In deze zaak heeft verzoeker op 14 september 2022 beroep ingesteld tegen het niet tijdig beslissen op zijn asielaanvraag, die op 17 februari 2022 was ingediend. De staatssecretaris van Justitie en Veiligheid, als verweerder, heeft op 25 januari 2023 de asielaanvraag van verzoeker ingewilligd. Na deze beslissing heeft verzoeker zijn beroep ingetrokken en verzocht om een vergoeding van de proceskosten. De rechtbank heeft, op basis van artikel 8:54, eerste lid, van de Algemene wet bestuursrecht (Awb), uitspraak gedaan zonder zitting.
De rechtbank overweegt dat de veroordeling van een partij in de proceskosten is geregeld in de artikelen 8:75 en 8:75a van de Awb, en dat als een beroep wordt ingetrokken omdat het bestuursorgaan tegemoet is gekomen aan de indiener, de rechtbank op verzoek van de indiener het bestuursorgaan kan veroordelen in de proceskosten. De rechtbank stelt vast dat verweerder aan verzoeker tegemoet is gekomen door alsnog een beslissing te nemen, terwijl het beroep tegen het niet tijdig nemen van een besluit nog liep.

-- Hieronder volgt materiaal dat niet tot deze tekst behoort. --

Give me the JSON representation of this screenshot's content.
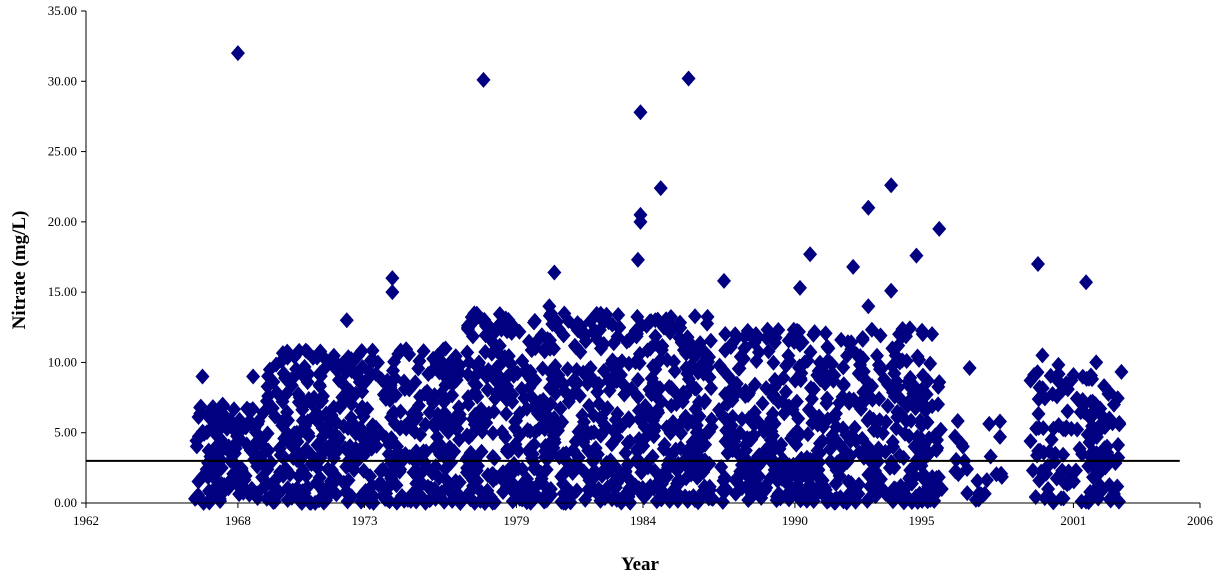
{
  "chart_data": {
    "type": "scatter",
    "title": "",
    "xlabel": "Year",
    "ylabel": "Nitrate (mg/L)",
    "xlim": [
      1962,
      2006
    ],
    "ylim": [
      0,
      35
    ],
    "x_ticks": [
      "1962",
      "1968",
      "1973",
      "1979",
      "1984",
      "1990",
      "1995",
      "2001",
      "2006"
    ],
    "y_ticks": [
      "0.00",
      "5.00",
      "10.00",
      "15.00",
      "20.00",
      "25.00",
      "30.00",
      "35.00"
    ],
    "grid": false,
    "legend": "none",
    "marker": "diamond",
    "marker_color": "#000080",
    "reference_line": {
      "y": 3.0,
      "x_range": [
        1962,
        2005.2
      ],
      "color": "#000000"
    },
    "highlighted_points": [
      {
        "x": 1968.0,
        "y": 32.0
      },
      {
        "x": 1977.7,
        "y": 30.1
      },
      {
        "x": 1985.8,
        "y": 30.2
      },
      {
        "x": 1983.9,
        "y": 27.8
      },
      {
        "x": 1984.7,
        "y": 22.4
      },
      {
        "x": 1993.8,
        "y": 22.6
      },
      {
        "x": 1992.9,
        "y": 21.0
      },
      {
        "x": 1983.9,
        "y": 20.5
      },
      {
        "x": 1983.9,
        "y": 20.0
      },
      {
        "x": 1995.7,
        "y": 19.5
      },
      {
        "x": 1990.6,
        "y": 17.7
      },
      {
        "x": 1994.8,
        "y": 17.6
      },
      {
        "x": 1983.8,
        "y": 17.3
      },
      {
        "x": 1999.6,
        "y": 17.0
      },
      {
        "x": 1992.3,
        "y": 16.8
      },
      {
        "x": 1980.5,
        "y": 16.4
      },
      {
        "x": 1974.1,
        "y": 16.0
      },
      {
        "x": 1987.2,
        "y": 15.8
      },
      {
        "x": 2001.5,
        "y": 15.7
      },
      {
        "x": 1990.2,
        "y": 15.3
      },
      {
        "x": 1993.8,
        "y": 15.1
      },
      {
        "x": 1974.1,
        "y": 15.0
      },
      {
        "x": 1992.9,
        "y": 14.0
      },
      {
        "x": 1980.3,
        "y": 14.0
      },
      {
        "x": 1972.3,
        "y": 13.0
      },
      {
        "x": 1966.6,
        "y": 9.0
      },
      {
        "x": 1968.6,
        "y": 9.0
      },
      {
        "x": 1967.4,
        "y": 7.0
      },
      {
        "x": 1996.9,
        "y": 9.6
      },
      {
        "x": 1998.1,
        "y": 5.8
      },
      {
        "x": 1998.1,
        "y": 4.7
      },
      {
        "x": 1996.7,
        "y": 3.0
      },
      {
        "x": 1995.8,
        "y": 1.0
      },
      {
        "x": 2000.0,
        "y": 1.0
      },
      {
        "x": 2001.5,
        "y": 0.1
      },
      {
        "x": 2002.8,
        "y": 0.1
      },
      {
        "x": 2002.6,
        "y": 7.0
      },
      {
        "x": 2001.9,
        "y": 10.0
      }
    ],
    "clusters": [
      {
        "x_range": [
          1966.3,
          1969.0
        ],
        "y_max": 7.0,
        "density": 50
      },
      {
        "x_range": [
          1969.0,
          1976.8
        ],
        "y_max": 11.0,
        "density": 60
      },
      {
        "x_range": [
          1977.0,
          1986.8
        ],
        "y_max": 13.5,
        "density": 70
      },
      {
        "x_range": [
          1987.0,
          1995.8
        ],
        "y_max": 12.5,
        "density": 60
      },
      {
        "x_range": [
          1996.0,
          1998.2
        ],
        "y_max": 6.0,
        "density": 10
      },
      {
        "x_range": [
          1999.3,
          2000.9
        ],
        "y_max": 10.5,
        "density": 35
      },
      {
        "x_range": [
          2000.9,
          2002.9
        ],
        "y_max": 9.5,
        "density": 40
      }
    ]
  }
}
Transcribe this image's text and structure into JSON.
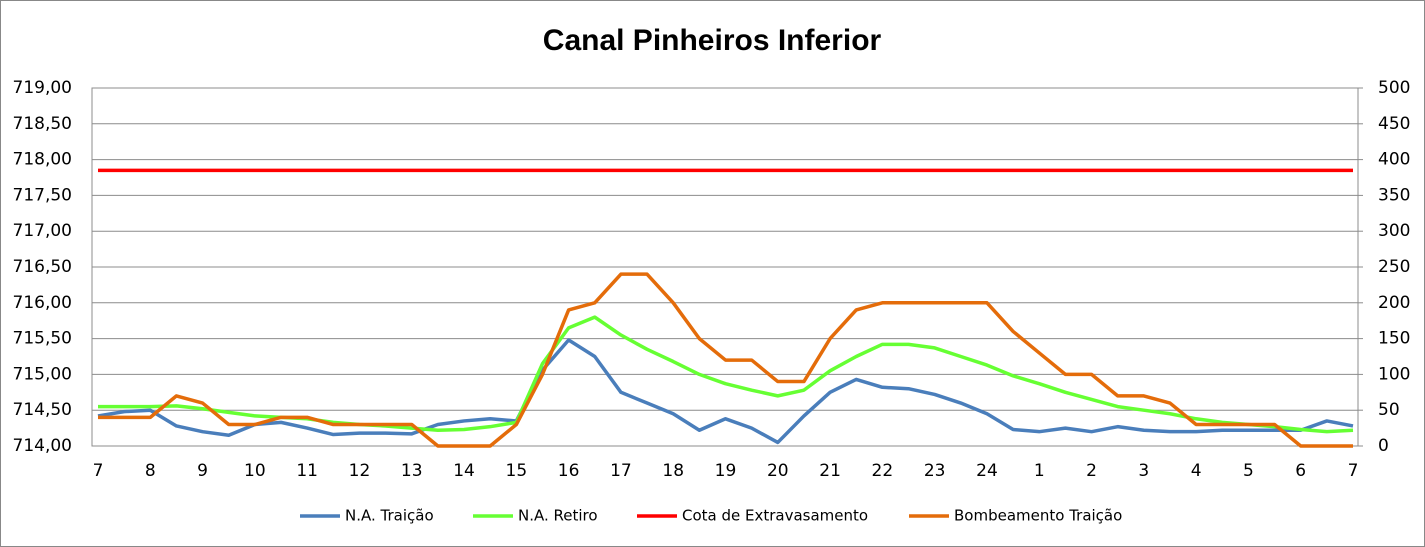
{
  "chart_data": {
    "type": "line",
    "title": "Canal Pinheiros Inferior",
    "categories": [
      "7",
      null,
      "8",
      null,
      "9",
      null,
      "10",
      null,
      "11",
      null,
      "12",
      null,
      "13",
      null,
      "14",
      null,
      "15",
      null,
      "16",
      null,
      "17",
      null,
      "18",
      null,
      "19",
      null,
      "20",
      null,
      "21",
      null,
      "22",
      null,
      "23",
      null,
      "24",
      null,
      "1",
      null,
      "2",
      null,
      "3",
      null,
      "4",
      null,
      "5",
      null,
      "6",
      null,
      "7"
    ],
    "series": [
      {
        "name": "N.A. Traição",
        "color": "#4a7ebb",
        "values": [
          714.42,
          714.48,
          714.5,
          714.28,
          714.2,
          714.15,
          714.3,
          714.33,
          714.25,
          714.16,
          714.18,
          714.18,
          714.17,
          714.3,
          714.35,
          714.38,
          714.35,
          715.06,
          715.48,
          715.25,
          714.75,
          714.6,
          714.45,
          714.22,
          714.38,
          714.25,
          714.05,
          714.42,
          714.75,
          714.93,
          714.82,
          714.8,
          714.72,
          714.6,
          714.45,
          714.23,
          714.2,
          714.25,
          714.2,
          714.27,
          714.22,
          714.2,
          714.2,
          714.22,
          714.22,
          714.22,
          714.22,
          714.35,
          714.28
        ]
      },
      {
        "name": "N.A. Retiro",
        "color": "#66ff33",
        "values": [
          714.55,
          714.55,
          714.55,
          714.56,
          714.52,
          714.47,
          714.42,
          714.4,
          714.38,
          714.33,
          714.3,
          714.28,
          714.25,
          714.22,
          714.23,
          714.27,
          714.33,
          715.15,
          715.65,
          715.8,
          715.55,
          715.35,
          715.18,
          715.0,
          714.87,
          714.78,
          714.7,
          714.78,
          715.05,
          715.25,
          715.42,
          715.42,
          715.37,
          715.25,
          715.13,
          714.98,
          714.87,
          714.75,
          714.65,
          714.55,
          714.5,
          714.45,
          714.38,
          714.33,
          714.3,
          714.27,
          714.23,
          714.2,
          714.22
        ]
      },
      {
        "name": "Cota de Extravasamento",
        "color": "#ff0000",
        "values": [
          717.85,
          717.85,
          717.85,
          717.85,
          717.85,
          717.85,
          717.85,
          717.85,
          717.85,
          717.85,
          717.85,
          717.85,
          717.85,
          717.85,
          717.85,
          717.85,
          717.85,
          717.85,
          717.85,
          717.85,
          717.85,
          717.85,
          717.85,
          717.85,
          717.85,
          717.85,
          717.85,
          717.85,
          717.85,
          717.85,
          717.85,
          717.85,
          717.85,
          717.85,
          717.85,
          717.85,
          717.85,
          717.85,
          717.85,
          717.85,
          717.85,
          717.85,
          717.85,
          717.85,
          717.85,
          717.85,
          717.85,
          717.85,
          717.85
        ]
      },
      {
        "name": "Bombeamento Traição",
        "color": "#e46c0a",
        "axis": "y2",
        "values": [
          40,
          40,
          40,
          70,
          60,
          30,
          30,
          40,
          40,
          30,
          30,
          30,
          30,
          0,
          0,
          0,
          30,
          100,
          190,
          200,
          240,
          240,
          200,
          150,
          120,
          120,
          90,
          90,
          150,
          190,
          200,
          200,
          200,
          200,
          200,
          160,
          130,
          100,
          100,
          70,
          70,
          60,
          30,
          30,
          30,
          30,
          0,
          0,
          0
        ]
      }
    ],
    "ylim": [
      714,
      719
    ],
    "yticks": [
      {
        "value": 714,
        "label": "714,00"
      },
      {
        "value": 714.5,
        "label": "714,50"
      },
      {
        "value": 715,
        "label": "715,00"
      },
      {
        "value": 715.5,
        "label": "715,50"
      },
      {
        "value": 716,
        "label": "716,00"
      },
      {
        "value": 716.5,
        "label": "716,50"
      },
      {
        "value": 717,
        "label": "717,00"
      },
      {
        "value": 717.5,
        "label": "717,50"
      },
      {
        "value": 718,
        "label": "718,00"
      },
      {
        "value": 718.5,
        "label": "718,50"
      },
      {
        "value": 719,
        "label": "719,00"
      }
    ],
    "y2lim": [
      0,
      500
    ],
    "y2ticks": [
      0,
      50,
      100,
      150,
      200,
      250,
      300,
      350,
      400,
      450,
      500
    ],
    "grid": true,
    "legend": "bottom"
  }
}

Gelet op deze omstandigheden is het verzoek om vergoeding van de proceskosten kennelijk gegrond. De rechtbank heeft de proceskosten vastgesteld op € 418,50, gebaseerd op het Besluit proceskosten bestuursrecht (Bpb). Dit bedrag is berekend op basis van 1 punt voor het indienen van het beroepschrift ter waarde van € 837,-- met een wegingsfactor van 0,5, omdat het beroep enkel betrekking had op het niet tijdig nemen van een besluit. De rechtbank heeft de verweerder veroordeeld tot betaling van dit bedrag aan verzoeker.